D(Race) Code N°9 Juin 2025 | Pédago

 

LE FONDS ÉPERON
L’ARGENT DES PARIS HIPPIQUES QUI FINANCE LA FILIÈRE CHEVAL

Par Céline Gualde

Créé il y a vingt ans, le Fonds Éperon est une initiative de solidarité des courses envers le reste du monde du cheval. Son budget de 9,6 millions d’euros est prélevé sur le montant des paris hippiques. En ces temps de disette, certains contestent le bien-fondé de cette dotation. Pourtant, le fonds Éperon a un rôle clé et méconnu dans le développement économique de la filière équine au sens large et dans son unité.

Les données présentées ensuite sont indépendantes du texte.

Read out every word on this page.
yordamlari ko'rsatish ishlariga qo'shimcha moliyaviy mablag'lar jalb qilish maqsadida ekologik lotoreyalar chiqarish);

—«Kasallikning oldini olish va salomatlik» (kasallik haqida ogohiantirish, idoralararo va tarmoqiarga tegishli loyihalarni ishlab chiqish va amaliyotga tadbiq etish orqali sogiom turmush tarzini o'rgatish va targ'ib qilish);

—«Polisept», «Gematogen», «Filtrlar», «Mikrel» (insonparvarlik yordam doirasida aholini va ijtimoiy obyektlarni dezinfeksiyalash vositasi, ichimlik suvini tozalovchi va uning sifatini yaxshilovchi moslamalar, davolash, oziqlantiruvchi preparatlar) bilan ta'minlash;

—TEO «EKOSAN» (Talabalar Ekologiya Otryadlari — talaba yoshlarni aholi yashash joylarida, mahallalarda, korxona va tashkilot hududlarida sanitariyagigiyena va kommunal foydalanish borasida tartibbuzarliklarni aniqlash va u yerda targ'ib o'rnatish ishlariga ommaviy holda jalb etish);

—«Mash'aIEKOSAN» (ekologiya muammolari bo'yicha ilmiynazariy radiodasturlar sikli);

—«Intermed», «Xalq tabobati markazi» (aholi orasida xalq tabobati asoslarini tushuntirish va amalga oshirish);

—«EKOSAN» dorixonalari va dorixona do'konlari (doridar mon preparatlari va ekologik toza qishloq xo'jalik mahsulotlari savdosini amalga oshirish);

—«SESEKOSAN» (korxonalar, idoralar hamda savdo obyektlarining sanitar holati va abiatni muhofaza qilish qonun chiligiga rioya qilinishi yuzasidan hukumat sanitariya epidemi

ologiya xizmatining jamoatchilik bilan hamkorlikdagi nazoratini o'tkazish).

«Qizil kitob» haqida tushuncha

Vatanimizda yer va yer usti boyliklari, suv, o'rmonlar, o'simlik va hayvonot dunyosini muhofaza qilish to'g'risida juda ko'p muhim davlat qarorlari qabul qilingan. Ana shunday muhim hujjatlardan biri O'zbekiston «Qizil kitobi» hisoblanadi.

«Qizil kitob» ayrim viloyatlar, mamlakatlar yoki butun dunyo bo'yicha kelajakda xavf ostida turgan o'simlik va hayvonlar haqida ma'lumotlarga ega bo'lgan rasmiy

création du fonds Éperon coïncide avec la fin des Haras Nationaux et la suppression en 2005 du compte spécial du Trésor grâce auquel les Haras percevaient chaque année 0,7 % du montant total des paris hippiques afin de financer des projets dans leurs diverses circonscriptions. À cette époque, la croissance du PMU était exponentielle et ce prélèvement indolore, d’autant que la somme n’était pas déduite du montant des enjeux revenant aux maisons mères des courses, France Galop et Le Trot, mais du pourcentage dévolu à l’État. Il s’agissait donc – et c’est toujours vrai aujourd’hui – d’argent généré par les courses mais qui ne leur appartenait pas.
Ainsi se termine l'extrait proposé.